After talking with bariatric surgeon Donald Yarborough and meeting the team that would be supporting her through the program, Welburn decided she was ready.
“It’s not something that happens tomorrow,” she said. “You have to work to get there.”
As part of the program, Welburn had to lose five percent of her body weight before the surgery and meet with a counselor.
“A lot of people said to me, ‘oh, you took the easy way out,’” said Welburn. “But it’s not easy. It’s a complete lifestyle change. You have to embrace the program and use it as a tool, not a fix.”
Having surgery was just the first step for Welburn as she looked at revamping her lifestyle. Following surgery she has maintained a healthy diet and rigorous exercise schedule.
“Food used to be a huge drive for me,” she said. “I had to learn a lot about portion control.”
Going from a size 24 to a size four is a significant change, but it sits comfortably on Welburn. As she looks back at old photos of herself with her kids, they barely seem to remember her the way she was.
“They tell me, ‘you seem like you’ve always been the person you are now,’” she said.
Welburn expected that bariatric surgery would change her life for the better.

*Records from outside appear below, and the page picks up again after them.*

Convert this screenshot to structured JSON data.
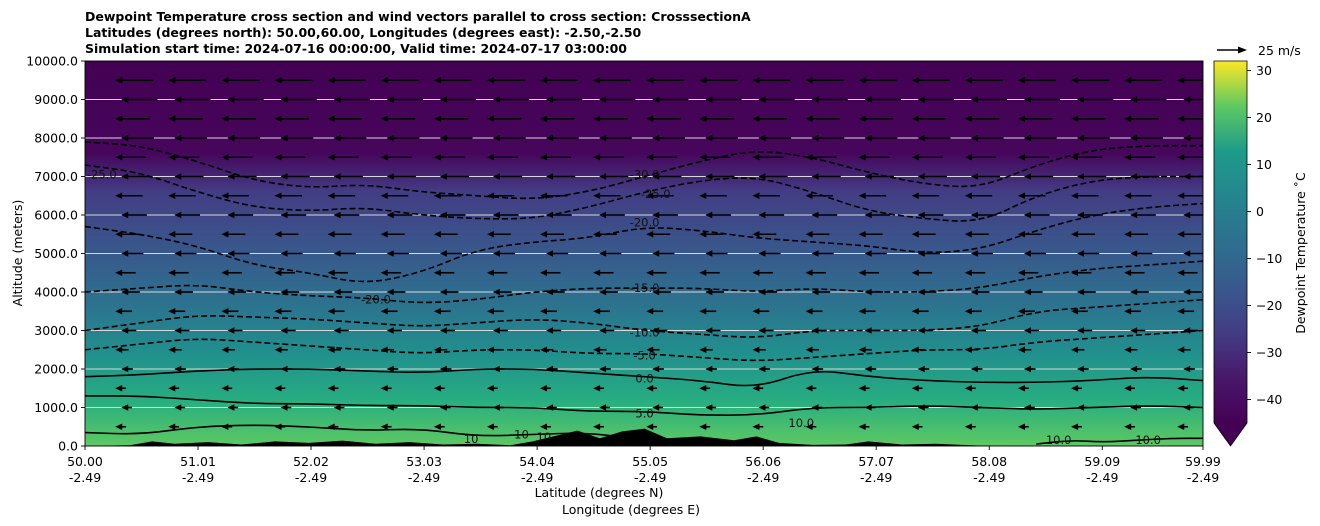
{
  "chart_data": {
    "type": "contour",
    "title_lines": [
      "Dewpoint Temperature cross section and wind vectors parallel to cross section: CrosssectionA",
      "Latitudes (degrees north): 50.00,60.00, Longitudes (degrees east): -2.50,-2.50",
      "Simulation start time: 2024-07-16 00:00:00, Valid time: 2024-07-17 03:00:00"
    ],
    "ylabel": "Altitude (meters)",
    "xlabel_lat": "Latitude (degrees N)",
    "xlabel_lon": "Longitude (degrees E)",
    "xlim": [
      50.0,
      59.99
    ],
    "ylim": [
      0,
      10000
    ],
    "x_ticks": [
      {
        "value": 50.0,
        "lat": "50.00",
        "lon": "-2.49"
      },
      {
        "value": 51.01,
        "lat": "51.01",
        "lon": "-2.49"
      },
      {
        "value": 52.02,
        "lat": "52.02",
        "lon": "-2.49"
      },
      {
        "value": 53.03,
        "lat": "53.03",
        "lon": "-2.49"
      },
      {
        "value": 54.04,
        "lat": "54.04",
        "lon": "-2.49"
      },
      {
        "value": 55.05,
        "lat": "55.05",
        "lon": "-2.49"
      },
      {
        "value": 56.06,
        "lat": "56.06",
        "lon": "-2.49"
      },
      {
        "value": 57.07,
        "lat": "57.07",
        "lon": "-2.49"
      },
      {
        "value": 58.08,
        "lat": "58.08",
        "lon": "-2.49"
      },
      {
        "value": 59.09,
        "lat": "59.09",
        "lon": "-2.49"
      },
      {
        "value": 59.99,
        "lat": "59.99",
        "lon": "-2.49"
      }
    ],
    "y_ticks": [
      {
        "value": 0,
        "label": "0.0"
      },
      {
        "value": 1000,
        "label": "1000.0"
      },
      {
        "value": 2000,
        "label": "2000.0"
      },
      {
        "value": 3000,
        "label": "3000.0"
      },
      {
        "value": 4000,
        "label": "4000.0"
      },
      {
        "value": 5000,
        "label": "5000.0"
      },
      {
        "value": 6000,
        "label": "6000.0"
      },
      {
        "value": 7000,
        "label": "7000.0"
      },
      {
        "value": 8000,
        "label": "8000.0"
      },
      {
        "value": 9000,
        "label": "9000.0"
      },
      {
        "value": 10000,
        "label": "10000.0"
      }
    ],
    "colorbar": {
      "label": "Dewpoint Temperature ˚C",
      "range": [
        -45,
        32
      ],
      "extend": "min",
      "ticks": [
        {
          "value": -40,
          "label": "−40"
        },
        {
          "value": -30,
          "label": "−30"
        },
        {
          "value": -20,
          "label": "−20"
        },
        {
          "value": -10,
          "label": "−10"
        },
        {
          "value": 0,
          "label": "0"
        },
        {
          "value": 10,
          "label": "10"
        },
        {
          "value": 20,
          "label": "20"
        },
        {
          "value": 30,
          "label": "30"
        }
      ]
    },
    "wind_key": {
      "label": "25 m/s",
      "speed": 25
    },
    "contours": [
      {
        "level": -30,
        "style": "dashed",
        "color": "#000000",
        "points": [
          [
            50.0,
            7900
          ],
          [
            50.5,
            7800
          ],
          [
            51.0,
            7400
          ],
          [
            51.5,
            6900
          ],
          [
            52.0,
            6700
          ],
          [
            52.5,
            6800
          ],
          [
            53.0,
            6600
          ],
          [
            53.5,
            6500
          ],
          [
            54.0,
            6400
          ],
          [
            54.5,
            6600
          ],
          [
            55.0,
            7000
          ],
          [
            55.5,
            7400
          ],
          [
            56.0,
            7700
          ],
          [
            56.5,
            7500
          ],
          [
            57.0,
            7100
          ],
          [
            57.5,
            6800
          ],
          [
            58.0,
            6700
          ],
          [
            58.5,
            7300
          ],
          [
            59.0,
            7700
          ],
          [
            59.5,
            7800
          ],
          [
            59.99,
            7800
          ]
        ],
        "labels": [
          {
            "x": 55.0,
            "y": 7050,
            "text": "-30.0"
          }
        ]
      },
      {
        "level": -25,
        "style": "dashed",
        "color": "#000000",
        "points": [
          [
            50.0,
            7300
          ],
          [
            50.5,
            7100
          ],
          [
            51.0,
            6600
          ],
          [
            51.5,
            6200
          ],
          [
            52.0,
            6100
          ],
          [
            52.5,
            6200
          ],
          [
            53.0,
            6000
          ],
          [
            53.5,
            5900
          ],
          [
            54.0,
            5900
          ],
          [
            54.5,
            6200
          ],
          [
            55.0,
            6600
          ],
          [
            55.5,
            6900
          ],
          [
            56.0,
            7000
          ],
          [
            56.5,
            6600
          ],
          [
            57.0,
            6100
          ],
          [
            57.5,
            5900
          ],
          [
            58.0,
            5800
          ],
          [
            58.5,
            6500
          ],
          [
            59.0,
            6900
          ],
          [
            59.5,
            7000
          ],
          [
            59.99,
            7000
          ]
        ],
        "labels": [
          {
            "x": 50.15,
            "y": 7050,
            "text": "-25.0"
          },
          {
            "x": 55.1,
            "y": 6550,
            "text": "-25.0"
          }
        ]
      },
      {
        "level": -20,
        "style": "dashed",
        "color": "#000000",
        "points": [
          [
            50.0,
            5700
          ],
          [
            50.5,
            5500
          ],
          [
            51.0,
            5200
          ],
          [
            51.5,
            4700
          ],
          [
            52.0,
            4500
          ],
          [
            52.5,
            4200
          ],
          [
            53.0,
            4500
          ],
          [
            53.5,
            5100
          ],
          [
            54.0,
            5300
          ],
          [
            54.5,
            5400
          ],
          [
            55.0,
            5700
          ],
          [
            55.5,
            5600
          ],
          [
            56.0,
            5400
          ],
          [
            56.5,
            5300
          ],
          [
            57.0,
            5200
          ],
          [
            57.5,
            5000
          ],
          [
            58.0,
            5100
          ],
          [
            58.5,
            5600
          ],
          [
            59.0,
            6000
          ],
          [
            59.5,
            6200
          ],
          [
            59.99,
            6300
          ]
        ],
        "labels": [
          {
            "x": 52.6,
            "y": 3800,
            "text": "-20.0"
          },
          {
            "x": 55.0,
            "y": 5800,
            "text": "-20.0"
          }
        ]
      },
      {
        "level": -15,
        "style": "dashed",
        "color": "#000000",
        "points": [
          [
            50.0,
            4000
          ],
          [
            50.5,
            4100
          ],
          [
            51.0,
            4200
          ],
          [
            51.5,
            4000
          ],
          [
            52.0,
            3900
          ],
          [
            52.5,
            3850
          ],
          [
            53.0,
            3700
          ],
          [
            53.5,
            3800
          ],
          [
            54.0,
            4000
          ],
          [
            54.5,
            4100
          ],
          [
            55.0,
            4100
          ],
          [
            55.5,
            4100
          ],
          [
            56.0,
            4000
          ],
          [
            56.5,
            4100
          ],
          [
            57.0,
            4000
          ],
          [
            57.5,
            4000
          ],
          [
            58.0,
            4100
          ],
          [
            58.5,
            4400
          ],
          [
            59.0,
            4600
          ],
          [
            59.5,
            4700
          ],
          [
            59.99,
            4800
          ]
        ],
        "labels": [
          {
            "x": 55.0,
            "y": 4100,
            "text": "-15.0"
          }
        ]
      },
      {
        "level": -10,
        "style": "dashed",
        "color": "#000000",
        "points": [
          [
            50.0,
            3000
          ],
          [
            50.5,
            3200
          ],
          [
            51.0,
            3400
          ],
          [
            51.5,
            3350
          ],
          [
            52.0,
            3300
          ],
          [
            52.5,
            3200
          ],
          [
            53.0,
            3100
          ],
          [
            53.5,
            3200
          ],
          [
            54.0,
            3300
          ],
          [
            54.5,
            3200
          ],
          [
            55.0,
            3000
          ],
          [
            55.5,
            2900
          ],
          [
            56.0,
            2800
          ],
          [
            56.5,
            3000
          ],
          [
            57.0,
            3000
          ],
          [
            57.5,
            3000
          ],
          [
            58.0,
            3100
          ],
          [
            58.5,
            3500
          ],
          [
            59.0,
            3600
          ],
          [
            59.5,
            3700
          ],
          [
            59.99,
            3800
          ]
        ],
        "labels": [
          {
            "x": 55.0,
            "y": 2950,
            "text": "-10.0"
          }
        ]
      },
      {
        "level": -5,
        "style": "dashed",
        "color": "#000000",
        "points": [
          [
            50.0,
            2500
          ],
          [
            50.5,
            2650
          ],
          [
            51.0,
            2800
          ],
          [
            51.5,
            2700
          ],
          [
            52.0,
            2600
          ],
          [
            52.5,
            2500
          ],
          [
            53.0,
            2400
          ],
          [
            53.5,
            2500
          ],
          [
            54.0,
            2500
          ],
          [
            54.5,
            2400
          ],
          [
            55.0,
            2400
          ],
          [
            55.5,
            2300
          ],
          [
            56.0,
            2200
          ],
          [
            56.5,
            2300
          ],
          [
            57.0,
            2400
          ],
          [
            57.5,
            2500
          ],
          [
            58.0,
            2500
          ],
          [
            58.5,
            2700
          ],
          [
            59.0,
            2800
          ],
          [
            59.5,
            2900
          ],
          [
            59.99,
            3000
          ]
        ],
        "labels": [
          {
            "x": 55.0,
            "y": 2350,
            "text": "-5.0"
          }
        ]
      },
      {
        "level": 0,
        "style": "solid",
        "color": "#000000",
        "points": [
          [
            50.0,
            1800
          ],
          [
            50.5,
            1850
          ],
          [
            51.0,
            1950
          ],
          [
            51.5,
            2000
          ],
          [
            52.0,
            2000
          ],
          [
            52.5,
            1950
          ],
          [
            53.0,
            1900
          ],
          [
            53.5,
            2000
          ],
          [
            54.0,
            2000
          ],
          [
            54.5,
            1900
          ],
          [
            55.0,
            1800
          ],
          [
            55.5,
            1700
          ],
          [
            56.0,
            1500
          ],
          [
            56.5,
            2000
          ],
          [
            57.0,
            1800
          ],
          [
            57.5,
            1700
          ],
          [
            58.0,
            1650
          ],
          [
            58.5,
            1650
          ],
          [
            59.0,
            1700
          ],
          [
            59.5,
            1800
          ],
          [
            59.99,
            1700
          ]
        ],
        "labels": [
          {
            "x": 55.0,
            "y": 1750,
            "text": "0.0"
          }
        ]
      },
      {
        "level": 5,
        "style": "solid",
        "color": "#000000",
        "points": [
          [
            50.0,
            1300
          ],
          [
            50.5,
            1300
          ],
          [
            51.0,
            1200
          ],
          [
            51.5,
            1100
          ],
          [
            52.0,
            1100
          ],
          [
            52.5,
            1050
          ],
          [
            53.0,
            1050
          ],
          [
            53.5,
            1000
          ],
          [
            54.0,
            1000
          ],
          [
            54.5,
            900
          ],
          [
            55.0,
            900
          ],
          [
            55.5,
            800
          ],
          [
            56.0,
            800
          ],
          [
            56.5,
            1000
          ],
          [
            57.0,
            1000
          ],
          [
            57.5,
            1050
          ],
          [
            58.0,
            1000
          ],
          [
            58.5,
            950
          ],
          [
            59.0,
            1000
          ],
          [
            59.5,
            1050
          ],
          [
            59.99,
            1000
          ]
        ],
        "labels": [
          {
            "x": 55.0,
            "y": 850,
            "text": "5.0"
          }
        ]
      },
      {
        "level": 10,
        "style": "solid",
        "color": "#000000",
        "points": [
          [
            50.0,
            350
          ],
          [
            50.5,
            300
          ],
          [
            51.0,
            500
          ],
          [
            51.5,
            550
          ],
          [
            52.0,
            500
          ],
          [
            52.5,
            400
          ],
          [
            53.0,
            450
          ],
          [
            53.5,
            250
          ],
          [
            54.0,
            300
          ],
          [
            54.5,
            350
          ],
          [
            55.0,
            150
          ],
          [
            55.5,
            100
          ],
          [
            56.0,
            0
          ]
        ],
        "labels": [
          {
            "x": 53.45,
            "y": 180,
            "text": "10"
          },
          {
            "x": 53.9,
            "y": 300,
            "text": "10"
          },
          {
            "x": 54.1,
            "y": 230,
            "text": "10"
          },
          {
            "x": 56.4,
            "y": 600,
            "text": "10.0"
          },
          {
            "x": 58.7,
            "y": 150,
            "text": "10.0"
          },
          {
            "x": 59.5,
            "y": 150,
            "text": "10.0"
          }
        ]
      },
      {
        "level": 10,
        "style": "solid",
        "color": "#000000",
        "points": [
          [
            58.5,
            50
          ],
          [
            58.8,
            150
          ],
          [
            59.1,
            100
          ],
          [
            59.4,
            150
          ],
          [
            59.7,
            200
          ],
          [
            59.99,
            200
          ]
        ],
        "labels": []
      }
    ],
    "terrain": [
      [
        50.0,
        0
      ],
      [
        50.4,
        20
      ],
      [
        50.6,
        120
      ],
      [
        50.8,
        60
      ],
      [
        51.1,
        100
      ],
      [
        51.4,
        40
      ],
      [
        51.7,
        120
      ],
      [
        52.0,
        80
      ],
      [
        52.3,
        140
      ],
      [
        52.6,
        60
      ],
      [
        52.9,
        100
      ],
      [
        53.2,
        40
      ],
      [
        53.5,
        60
      ],
      [
        53.8,
        20
      ],
      [
        54.0,
        120
      ],
      [
        54.2,
        260
      ],
      [
        54.4,
        400
      ],
      [
        54.6,
        200
      ],
      [
        54.8,
        380
      ],
      [
        55.0,
        450
      ],
      [
        55.2,
        200
      ],
      [
        55.5,
        250
      ],
      [
        55.8,
        150
      ],
      [
        56.0,
        250
      ],
      [
        56.2,
        80
      ],
      [
        56.5,
        30
      ],
      [
        56.8,
        40
      ],
      [
        57.0,
        120
      ],
      [
        57.3,
        40
      ],
      [
        57.6,
        60
      ],
      [
        58.0,
        10
      ],
      [
        58.5,
        0
      ],
      [
        59.99,
        0
      ]
    ]
  }
}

But she didn’t expect the support and care that would come from the bariatric surgery program throughout her journey, even so many years later.
“What’s great about the program is you can always reach back out and the support is still there,” said Welburn, who recently scheduled a checkup visit with Kirsti Troyer, a dietitian in the program. “It’s an amazing group of people, and just to be able to be a part of what they do is incredible,” she said.
“I love that team. They changed my life for me.”
So much so, that with Welburn’s encouragement, her partner, Deborah Lane, just completed a vertical sleeve gastrectomy.